Antioxidant flavonoids in chocolate have been scientifically validated as having the ability to improve the body’s sensitivity to insulin which directly benefits diabetics. This was ridiculed by the nVWA insisting that a journalist could not reiterate a link between a specific food or it’s ingredients and relate it to disease prevention, regardless of the manufacturer’s claim.
On the nVWA website, they admit on deferring consensus to the EFSA on all claims made by any party who states that a food product or ingredient can cure, treat or prevent illness:
- Product names cannot be related to medical claims
- Magazine editors may not recommend products with medical claims.
- Medical claims on food information booklets, which are specifically designed for retailers or professionals (such as doctors or therapists) are prohibited.
- Ads about food products should not refer to other documents or websites that have medical claims (about the product or its ingredients).
- If a specific food product is advertised on a website, there should not be any association or link anywhere on that website on medical information about the product or any of its ingredients.
- A website with a specific food product may not link or refer to pages outside the site with medical information relating to these products, no matter what the nature of that medical information is. Even medical claims for products in a chat room setting on the Internet are prohibited.
Under the new guidelines, any website making a medical claim will first require approval and second will be prohibited from making any other claim regarding, for example nutritional value, or identifying any other value (or detriment) of specific ingredients.
So a specific website will not be able to associate, for example chocolate, with any health benefit without approval. The same restriction will apply to any ads running on the website or any links that it may make to other websites making their own health claims regarding the benefits of chocolate.
Can you grasp the amount of restrictions this type of regulation will attempt to enforce? I really don’t think the people of the Netherlands have anything to worry about. Any piece of paper that attempts to enact control measures with this amount of fear and control in mind only head in one direction…down the toilet.

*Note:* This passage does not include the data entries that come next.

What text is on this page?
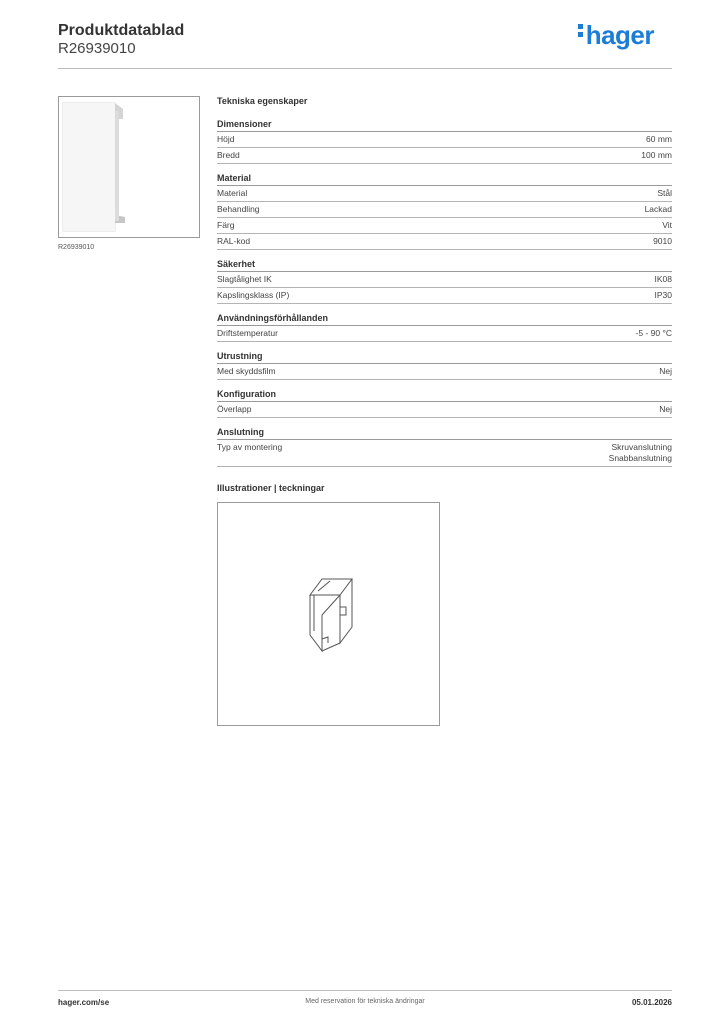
Produktdatablad
R26939010	hager
R26939010
Tekniska egenskaper
Dimensioner
Höjd	60 mm
Bredd	100 mm
Material
Material	Stål
Behandling	Lackad
Färg	Vit
RAL-kod	9010
Säkerhet
Slagtålighet IK	IK08
Kapslingsklass (IP)	IP30
Användningsförhållanden
Driftstemperatur	-5 - 90 °C
Utrustning
Med skyddsfilm	Nej
Konfiguration
Överlapp	Nej
Anslutning
Typ av montering	Skruvanslutning
Snabbanslutning
Illustrationer | teckningar
hager.com/se	Med reservation för tekniska ändringar	05.01.2026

It will be as enforceable as the fines threatened to millions a decade ago for copyright music downloads on the internet. Where did those threats end up? A few people being made an example of? People then developed peer-to-peer and torrents to bypass centralization. The bureaucrats were then clueless on to how to counter or enforce an unenforceable fine.
What the EFSA and nVWA do not realize is that people WILL NOT be controlled on the internet. That time has come and gone. Censorship is still alive and well in many parts of the world including the United States and many other developed nations.
However, what the EFSA and nVWA are attempting to control with these types of regulations inevitably work against the control matrix. It will push people beyond what they consider acceptable. When that happens there is a tipping point that the brainchilds of such draconian legislation usually fail to see because they are so self-absorbed in their own power, that they do not realize that really have no power over the people. The result is resistance, defiance and ultimately a breakdown of all regulations they thought were enforceable.